With so many facets, judo is complex, a multitude of combined parts that make our experiences both unique and uniform. Such a level of complexity requires each cog to be carved specifically, carefully and beautifully, created with the ability to link with every other moving part. This requires expertise and instinct and also an attention to detail unrivalled in the sports world. From judogi rules to managing the psychology of loss, from referee hand signals to broadcast rights, from contest timing to the teaching of a child’s first tai-otoshi, the list is inexhaustible and for each tiny job there is usually a range of correct methods.
We could think about the seoi-nage of Koga, of Trstenjak, of Ebinuma, so very different but in principle recognisable to all judoka as correct different versions of the same technique. Explaining the detailed differences to non-judoka is difficult; it’s possible but difficult. We have to focus on the tiniest details of grip, stance, balance, intention, timing and that list also goes on and on.
We could think about the 64m2 of tatami the referee must navigate in order to stand in the correct position to see what they don’t know will come next. They have to anticipate, to feel and then apply the rules of the game consistently and accurately, with split-second analysis and reaction to every detail of every contest.
We could dive into training methods employed by the thousands of judo coaches working at all levels all over the world, some with dojos and some with sandy outside spaces, some with qualifications and passion and some with only the latter. We could think about how training is orchestrated for each elite athlete working in their national teams, to help them reach the highest level, an elite level, while sharing the mats with colleagues of all shapes and sizes, both men and women, working in physical situations together, to produce not only the development of the team’s strength but also that of each individual within it. That is a mammoth number of details to consider. Variables, so many variables.
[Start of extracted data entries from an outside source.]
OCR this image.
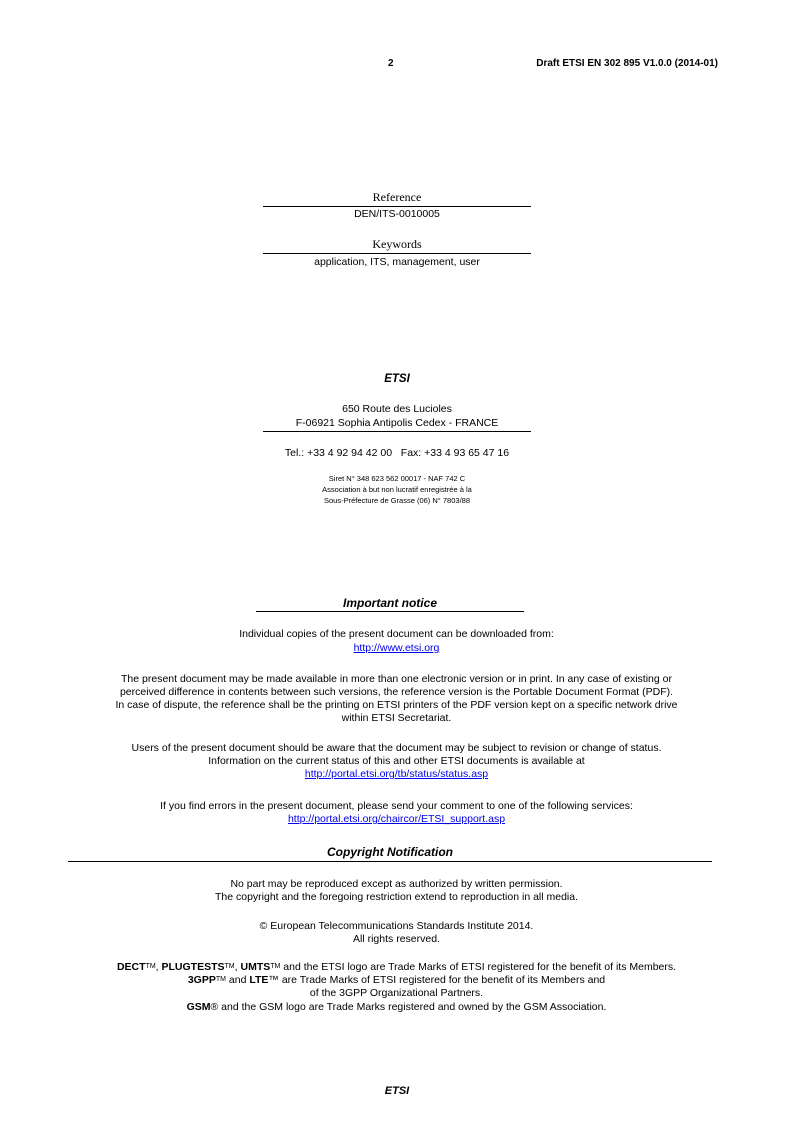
2	Draft ETSI EN 302 895 V1.0.0 (2014-01)
Reference
DEN/ITS-0010005
Keywords
application, ITS, management, user
ETSI
650 Route des Lucioles
F-06921 Sophia Antipolis Cedex - FRANCE
Tel.: +33 4 92 94 42 00   Fax: +33 4 93 65 47 16
Siret N° 348 623 562 00017 - NAF 742 C
Association à but non lucratif enregistrée à la
Sous-Préfecture de Grasse (06) N° 7803/88
Important notice
Individual copies of the present document can be downloaded from:
http://www.etsi.org
The present document may be made available in more than one electronic version or in print. In any case of existing or
perceived difference in contents between such versions, the reference version is the Portable Document Format (PDF).
In case of dispute, the reference shall be the printing on ETSI printers of the PDF version kept on a specific network drive
within ETSI Secretariat.
Users of the present document should be aware that the document may be subject to revision or change of status.
Information on the current status of this and other ETSI documents is available at
http://portal.etsi.org/tb/status/status.asp
If you find errors in the present document, please send your comment to one of the following services:
http://portal.etsi.org/chaircor/ETSI_support.asp
Copyright Notification
No part may be reproduced except as authorized by written permission.
The copyright and the foregoing restriction extend to reproduction in all media.
© European Telecommunications Standards Institute 2014.
All rights reserved.
DECT™, PLUGTESTS™, UMTS™ and the ETSI logo are Trade Marks of ETSI registered for the benefit of its Members.
3GPP™ and LTE™ are Trade Marks of ETSI registered for the benefit of its Members and
of the 3GPP Organizational Partners.
GSM® and the GSM logo are Trade Marks registered and owned by the GSM Association.
ETSI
The details matter. They make the difference. The millions of details nailed down by the hundreds of people involved in every event are important. They shape the judo experience for those inside it, those watching it, those writing about it. Come to think of it, those writing about it have another unceasing responsibility to record, analyse, promote and archive all those conjoined details, with the complete judo community in mind, not letting anyone down, noticing the tiniest atoms of genius and the trends.
Judo is not just what is seen on the live stream of a grand slam. It is the sum of all the minutes ever spent thinking about, studying, practising, appraising or teaching it. It is the history and the values that underpin it and the acceptance that while we share so much, we also celebrate the incredible diversity highlighted by judo. We applaud team spirit and individuality. We adhere to tradition while pushing boundaries. We take snapshots as representative microseconds of the whole thing, while unpicking the minutiae that separates one judoka from the next.
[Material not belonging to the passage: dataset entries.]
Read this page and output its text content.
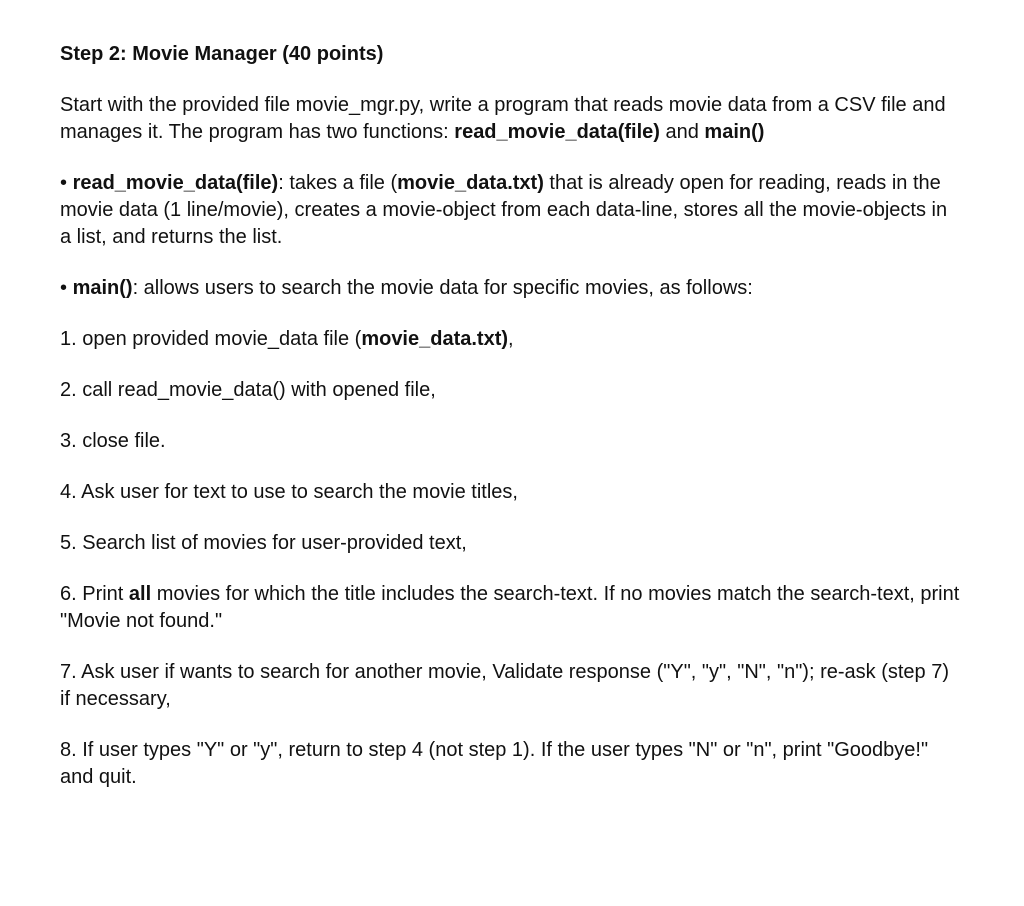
Step 2: Movie Manager (40 points)

Start with the provided file movie_mgr.py, write a program that reads movie data from a CSV file and manages it. The program has two functions: read_movie_data(file) and main()

• read_movie_data(file): takes a file (movie_data.txt) that is already open for reading, reads in the movie data (1 line/movie), creates a movie-object from each data-line, stores all the movie-objects in a list, and returns the list.

• main(): allows users to search the movie data for specific movies, as follows:

1. open provided movie_data file (movie_data.txt),

2. call read_movie_data() with opened file,

3. close file.

4. Ask user for text to use to search the movie titles,

5. Search list of movies for user-provided text,

6. Print all movies for which the title includes the search-text. If no movies match the search-text, print "Movie not found."

7. Ask user if wants to search for another movie, Validate response ("Y", "y", "N", "n"); re-ask (step 7) if necessary,

8. If user types "Y" or "y", return to step 4 (not step 1). If the user types "N" or "n", print "Goodbye!" and quit.
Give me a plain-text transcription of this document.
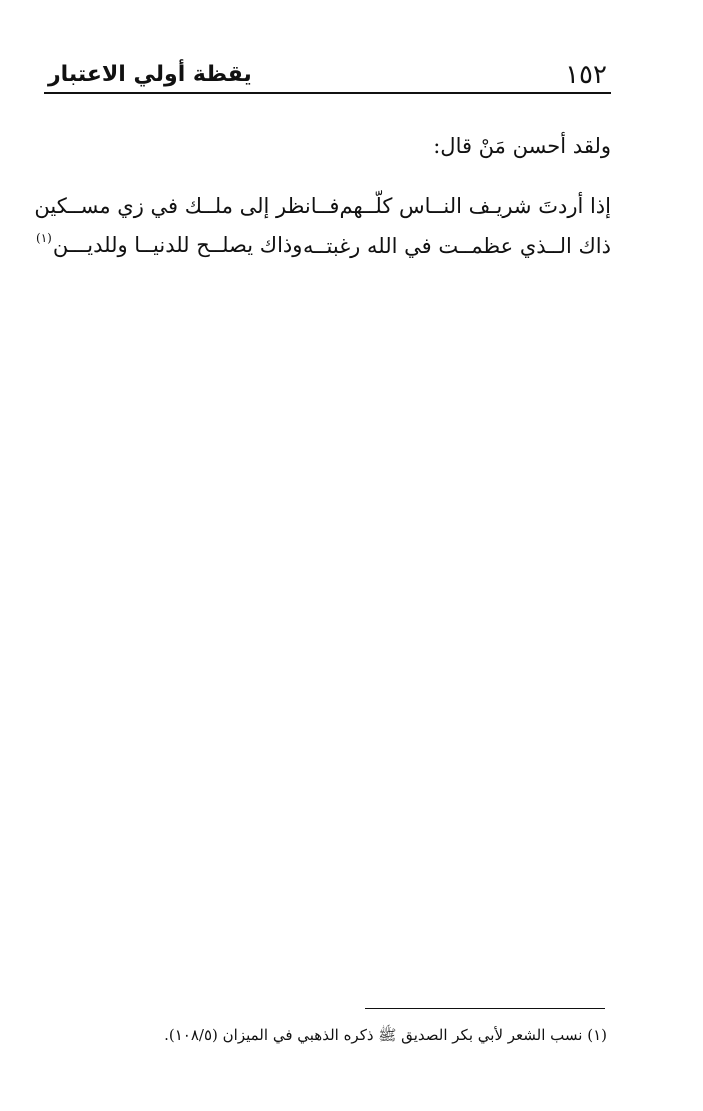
١٥٢
يقظة أولي الاعتبار
ولقد أحسن مَنْ قال:
إذا أردتَ شريـف النــاس كلّــهم
فــانظر إلى ملــك في زي مســكين
ذاك الــذي عظمــت في الله رغبتــه
وذاك يصلــح للدنيــا وللديـــن$^{(١)}$
(١) نسب الشعر لأبي بكر الصديق ﷺ ذكره الذهبي في الميزان (١٠٨/٥).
We do it all in search of the purest ippon, something so decisive that it shatters those combined details, sending them back out, fractured, ready to be pulled back together for the next ippon. That is the strangest paradox of all, that all those millions of incomputable combinations and possibilities eventually bind together for just one second as ippon. In ippon there is a calming of the busyness, a great satisfaction, but only for that instant.
It is unpredictable. It is beautiful. It is impossible to contain or fully define but when all those details are managed by their various experts and developing practitioners and when everyone involved is seeking to improve one detail at a time, this is a sport to be continuously re-energised by. The details of judo are what makes it unique and uniform and the combination of the unique and the uniform is where our love for it can be found.